Money is always a touchy subject, especially when you're in your 20s because, as O'Connell rightly points out, "it so clearly separates the people who were born with it from those who've yet to make it on their own." The one common denominator, however, seems to be that everyone's always complaining that they're broke, no matter how much they actually have.

"The idea of 'struggle' is completely relative," notes O'Connell, "and even though I'm friends with everyone from trust funders to people who don't have a place to live, they all seem to be doing okay."

6. "I just did it for the story."

There are certain types of terrible people we date in our twenties (like your ex or "the person you're ashamed to be dating so you downplay the relationship to your friends and hope no one finds out") that we chalk up to experience or "because we want to have a story to tell our friends at brunch." But eventually, "There comes a time when it no longer makes sense to do things for the story." When you reach that point, stop doing dumb things just so you can tell people about it.

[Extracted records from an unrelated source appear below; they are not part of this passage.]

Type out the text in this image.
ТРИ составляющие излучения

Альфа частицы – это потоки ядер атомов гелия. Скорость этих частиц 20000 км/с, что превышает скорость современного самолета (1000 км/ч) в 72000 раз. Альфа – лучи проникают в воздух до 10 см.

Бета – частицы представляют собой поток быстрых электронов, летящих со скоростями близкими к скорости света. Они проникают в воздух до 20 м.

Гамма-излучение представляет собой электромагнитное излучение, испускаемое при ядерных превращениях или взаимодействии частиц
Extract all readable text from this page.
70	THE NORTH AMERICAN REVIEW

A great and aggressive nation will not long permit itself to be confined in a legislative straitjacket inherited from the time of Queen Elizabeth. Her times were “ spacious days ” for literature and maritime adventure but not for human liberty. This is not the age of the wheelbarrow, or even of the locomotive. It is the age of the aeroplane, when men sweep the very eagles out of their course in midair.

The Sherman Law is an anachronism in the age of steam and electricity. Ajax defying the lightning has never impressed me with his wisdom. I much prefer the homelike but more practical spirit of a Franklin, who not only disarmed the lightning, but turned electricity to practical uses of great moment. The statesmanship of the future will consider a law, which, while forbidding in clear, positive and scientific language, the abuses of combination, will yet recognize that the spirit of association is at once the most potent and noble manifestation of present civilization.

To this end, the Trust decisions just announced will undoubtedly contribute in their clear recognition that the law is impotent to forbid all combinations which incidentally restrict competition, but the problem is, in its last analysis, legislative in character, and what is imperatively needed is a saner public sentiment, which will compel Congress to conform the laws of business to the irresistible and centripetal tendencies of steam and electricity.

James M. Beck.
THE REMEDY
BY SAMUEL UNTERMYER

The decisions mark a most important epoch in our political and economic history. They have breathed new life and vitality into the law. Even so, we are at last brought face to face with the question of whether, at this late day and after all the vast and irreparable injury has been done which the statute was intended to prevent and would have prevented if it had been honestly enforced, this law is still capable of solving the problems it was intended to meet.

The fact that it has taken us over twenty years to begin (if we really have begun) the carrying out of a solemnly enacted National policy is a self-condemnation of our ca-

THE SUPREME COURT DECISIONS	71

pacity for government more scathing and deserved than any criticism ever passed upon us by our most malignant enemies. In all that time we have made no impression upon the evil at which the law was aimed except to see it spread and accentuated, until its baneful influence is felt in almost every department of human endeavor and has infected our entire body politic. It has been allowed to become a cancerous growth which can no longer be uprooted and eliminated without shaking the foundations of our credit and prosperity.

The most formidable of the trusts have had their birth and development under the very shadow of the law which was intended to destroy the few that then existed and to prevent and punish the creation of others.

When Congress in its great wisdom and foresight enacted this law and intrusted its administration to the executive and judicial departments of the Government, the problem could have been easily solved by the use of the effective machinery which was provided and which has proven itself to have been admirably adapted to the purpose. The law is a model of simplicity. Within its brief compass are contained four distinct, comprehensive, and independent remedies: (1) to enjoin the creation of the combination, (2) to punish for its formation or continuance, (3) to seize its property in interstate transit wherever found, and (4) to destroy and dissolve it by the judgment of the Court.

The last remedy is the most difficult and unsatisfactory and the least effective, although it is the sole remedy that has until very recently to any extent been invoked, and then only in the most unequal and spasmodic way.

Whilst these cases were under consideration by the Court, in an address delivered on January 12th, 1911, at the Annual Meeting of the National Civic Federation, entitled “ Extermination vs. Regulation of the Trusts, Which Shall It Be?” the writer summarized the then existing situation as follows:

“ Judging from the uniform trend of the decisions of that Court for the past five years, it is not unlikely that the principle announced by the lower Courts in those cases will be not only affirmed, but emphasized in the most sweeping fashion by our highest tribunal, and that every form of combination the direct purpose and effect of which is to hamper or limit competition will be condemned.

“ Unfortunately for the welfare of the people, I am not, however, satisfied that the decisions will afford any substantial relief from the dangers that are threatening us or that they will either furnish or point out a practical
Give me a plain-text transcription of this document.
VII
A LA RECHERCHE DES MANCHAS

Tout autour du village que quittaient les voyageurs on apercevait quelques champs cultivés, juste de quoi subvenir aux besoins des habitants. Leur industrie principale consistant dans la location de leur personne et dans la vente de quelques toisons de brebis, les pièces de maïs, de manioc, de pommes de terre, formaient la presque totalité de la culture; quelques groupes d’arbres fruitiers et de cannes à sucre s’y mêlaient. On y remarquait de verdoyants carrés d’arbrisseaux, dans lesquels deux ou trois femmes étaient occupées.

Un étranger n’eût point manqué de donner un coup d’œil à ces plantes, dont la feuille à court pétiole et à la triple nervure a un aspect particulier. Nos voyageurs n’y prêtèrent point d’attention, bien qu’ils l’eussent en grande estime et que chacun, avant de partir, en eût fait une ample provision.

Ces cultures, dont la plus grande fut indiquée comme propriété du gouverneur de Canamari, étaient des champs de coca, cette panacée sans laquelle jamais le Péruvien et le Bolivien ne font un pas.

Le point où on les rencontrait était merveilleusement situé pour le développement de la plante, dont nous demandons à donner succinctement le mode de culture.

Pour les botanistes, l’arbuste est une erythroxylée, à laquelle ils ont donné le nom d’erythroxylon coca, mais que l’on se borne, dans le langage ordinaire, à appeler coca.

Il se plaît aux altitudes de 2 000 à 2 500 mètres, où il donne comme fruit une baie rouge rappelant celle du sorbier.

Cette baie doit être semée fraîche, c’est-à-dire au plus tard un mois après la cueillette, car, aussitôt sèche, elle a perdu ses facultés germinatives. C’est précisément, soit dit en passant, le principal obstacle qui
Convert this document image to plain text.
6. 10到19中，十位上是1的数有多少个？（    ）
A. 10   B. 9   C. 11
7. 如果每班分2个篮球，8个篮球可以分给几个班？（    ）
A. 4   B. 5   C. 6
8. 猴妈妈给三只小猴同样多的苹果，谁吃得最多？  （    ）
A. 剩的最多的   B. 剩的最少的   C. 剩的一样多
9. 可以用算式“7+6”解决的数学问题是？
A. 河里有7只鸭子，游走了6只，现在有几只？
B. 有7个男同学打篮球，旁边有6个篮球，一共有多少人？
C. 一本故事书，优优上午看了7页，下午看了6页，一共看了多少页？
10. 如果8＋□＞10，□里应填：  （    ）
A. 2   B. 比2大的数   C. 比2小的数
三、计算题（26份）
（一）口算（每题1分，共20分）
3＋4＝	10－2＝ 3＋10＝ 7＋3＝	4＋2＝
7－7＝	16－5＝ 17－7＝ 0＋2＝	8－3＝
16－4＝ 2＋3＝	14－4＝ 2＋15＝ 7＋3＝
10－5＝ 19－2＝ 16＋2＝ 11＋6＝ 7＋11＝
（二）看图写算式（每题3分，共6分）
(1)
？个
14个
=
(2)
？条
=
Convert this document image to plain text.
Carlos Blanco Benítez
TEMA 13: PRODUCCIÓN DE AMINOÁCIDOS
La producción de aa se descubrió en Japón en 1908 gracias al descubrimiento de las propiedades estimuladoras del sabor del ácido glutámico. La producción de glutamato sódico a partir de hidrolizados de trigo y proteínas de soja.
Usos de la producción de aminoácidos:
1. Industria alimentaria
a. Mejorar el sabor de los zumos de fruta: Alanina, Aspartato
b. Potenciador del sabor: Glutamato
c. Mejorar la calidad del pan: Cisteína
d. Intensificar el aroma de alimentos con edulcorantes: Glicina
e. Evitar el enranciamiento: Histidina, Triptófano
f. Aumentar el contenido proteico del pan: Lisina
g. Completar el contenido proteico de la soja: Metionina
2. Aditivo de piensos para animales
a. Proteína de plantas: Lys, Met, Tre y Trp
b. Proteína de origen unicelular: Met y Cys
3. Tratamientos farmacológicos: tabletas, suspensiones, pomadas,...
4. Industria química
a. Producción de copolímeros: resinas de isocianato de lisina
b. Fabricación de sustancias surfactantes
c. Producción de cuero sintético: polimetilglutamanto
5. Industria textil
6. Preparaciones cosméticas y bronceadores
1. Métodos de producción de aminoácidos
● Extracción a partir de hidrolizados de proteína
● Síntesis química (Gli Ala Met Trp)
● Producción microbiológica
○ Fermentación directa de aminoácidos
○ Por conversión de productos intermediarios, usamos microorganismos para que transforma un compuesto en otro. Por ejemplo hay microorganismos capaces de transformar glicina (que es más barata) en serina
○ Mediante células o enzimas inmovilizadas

7. "Drugs are a great idea!"

O'Connell explains that millennials are part of the Rx generation: "Tell people you just took a Xanax because you were having anxiety and you'll hear a symphony of 'Good call. That reminds me: I need to get a refill!'" Millennials aren't doing drugs to "expand your mind an lie in a meadow all day... We now do them to keep our heads above water." But that's not healthy and not sustainable and, as O'Connell himself learned firsthand, not glamorous at all.

Let me repeat that again because it's pretty important: Self-destructive behavior is not glamorous.

8. "I'll never ditch my BFF."

"After graduation," writes O'Connell, "your friends typically take one of two paths: they either fall into a serious relationship or throw themselves into a career." O'Connell threw himself into his career. His best friend from college Clare got a boyfriend. Their friendship suffered until the two put in some serious work, mainly in the form of screaming at each other in a juice bar in the West Village.

Long story short, it's totally possible that you might lose your BFF, even if you don't mean to, unless you're both willing to put some work in. But, as O'Connell has, it's also good to accept that people and "friendships will change as we mature, and it's unhealthy to fight it."

9. "I'm totally alone."

What makes Millennials different is that "most of us have the safety net of our parents' house, and that allows us to live the life we want." There's always a support system, and really, you're not a unique snowflake with insurmountable, individual problems. O'Connell realizes, "Once you register how damn similar we all are and that you're not alone on Crazy Individual Island, you can stop going blind from only seeing yourself."

If you're a Millennial, you're never alone, because everyone else in this generation is slogging through it alongside you.